ONE: To the degree that membership in a particular tribe or tribes is important to a person's sense of identity, that person believes that his own tribe(s) is inherently and uniquely good. To the degree that tribal membership is a critical element of personal identity, all members of all tribes are convinced this is true of those tribes to which they belong.
TWO: Insofar as the tribe's centrally defining characteristic(s) (race, religion, political beliefs, etc.) are concerned, all other tribes that differ with regard to these characteristics are necessarily inferior and wrong. This has an especially critical implication: at first with regard to these centrally defining characteristics, and inevitably in a more general sense, the individual members of all other tribes are necessarily inferior to and less worthy than the members of one's own tribe(s).
THREE: The basic dynamics of all tribes are the same. This applies to all tribes in two different critical respects. It is true of dynamics within the tribe -- that is, of those particular mechanisms which create and maintain tribal identity and cohesiveness -- and it is also true of how one tribe views itself and behaves in relation to other tribes.
FOUR: The major mechanism by which any tribe creates and maintains tribal identity and cohesiveness is obedience: the requirement that each member of the tribe conform his thinking and behavior in accordance with the major elements of the tribe's belief system.

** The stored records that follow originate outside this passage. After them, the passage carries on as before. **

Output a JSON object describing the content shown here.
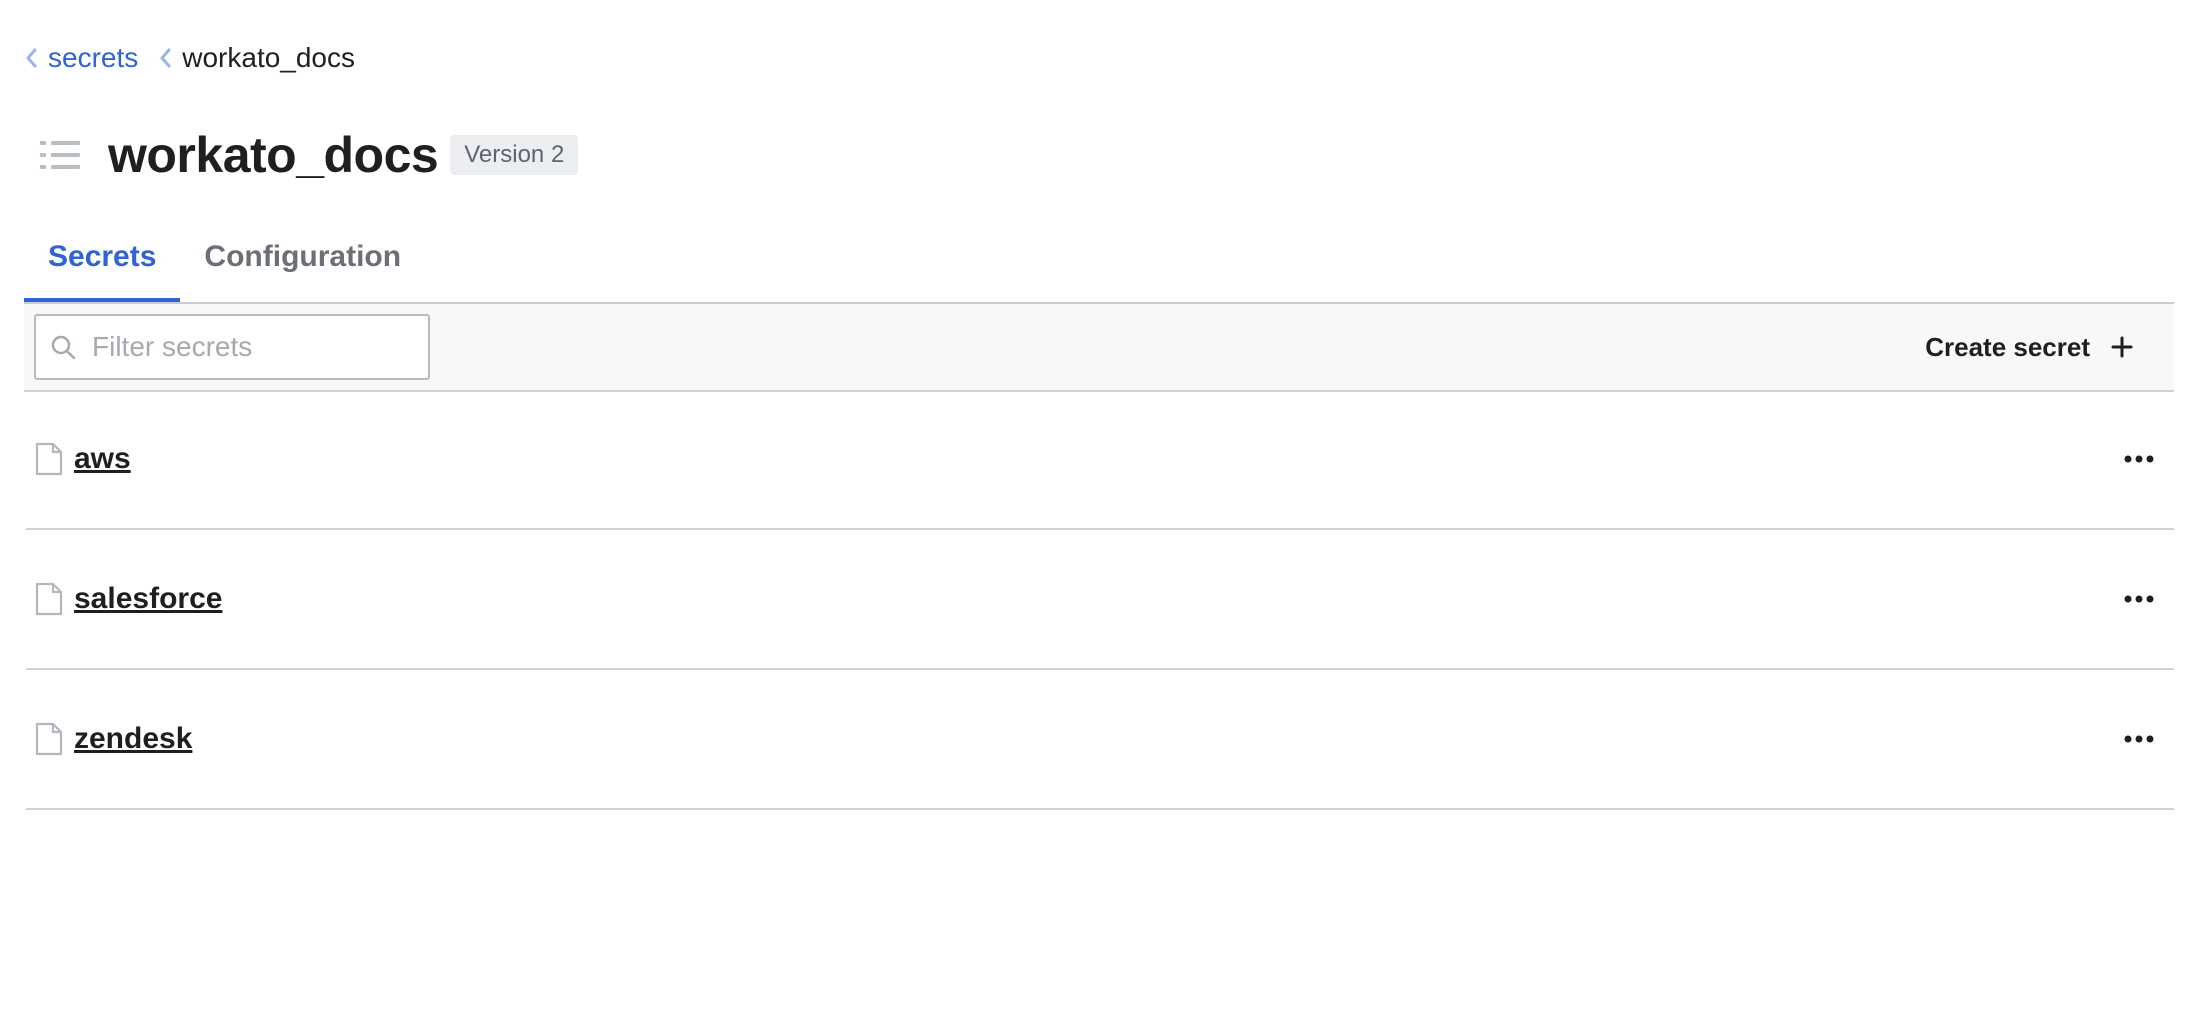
{
  "breadcrumb": {
    "items": [
      {
        "label": "secrets"
      },
      {
        "label": "workato_docs"
      }
    ]
  },
  "page": {
    "title": "workato_docs",
    "version": "Version 2"
  },
  "tabs": [
    {
      "label": "Secrets",
      "active": true
    },
    {
      "label": "Configuration",
      "active": false
    }
  ],
  "toolbar": {
    "search_placeholder": "Filter secrets",
    "search_value": "",
    "create_label": "Create secret"
  },
  "secrets": [
    {
      "name": " aws"
    },
    {
      "name": " salesforce"
    },
    {
      "name": " zendesk"
    }
  ],
  "colors": {
    "accent": "#2f63d6",
    "border": "#cfd3d9",
    "badge_bg": "#eceef1"
  },
  "icons": {
    "breadcrumb_separator": "chevron-left-icon",
    "title": "list-icon",
    "search": "search-icon",
    "create": "plus-icon",
    "row": "file-icon",
    "row_menu": "more-horizontal-icon"
  }
}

As for the actual characteristics of the tribe, we like to think they are the ideal, the positive qualities of the people, but invariably they are the qualities the powerful want the powerless to have. The elite certainly do not hold themselves to the same standards of patriotism, duty and bravery, or kindness, charity and morality. The heroic ideals are the qualities the abuser wants in his victim; unquestioning acceptance and obedience, an absence of critical thought, violent, cruel and avaricious, sexualized and obedient.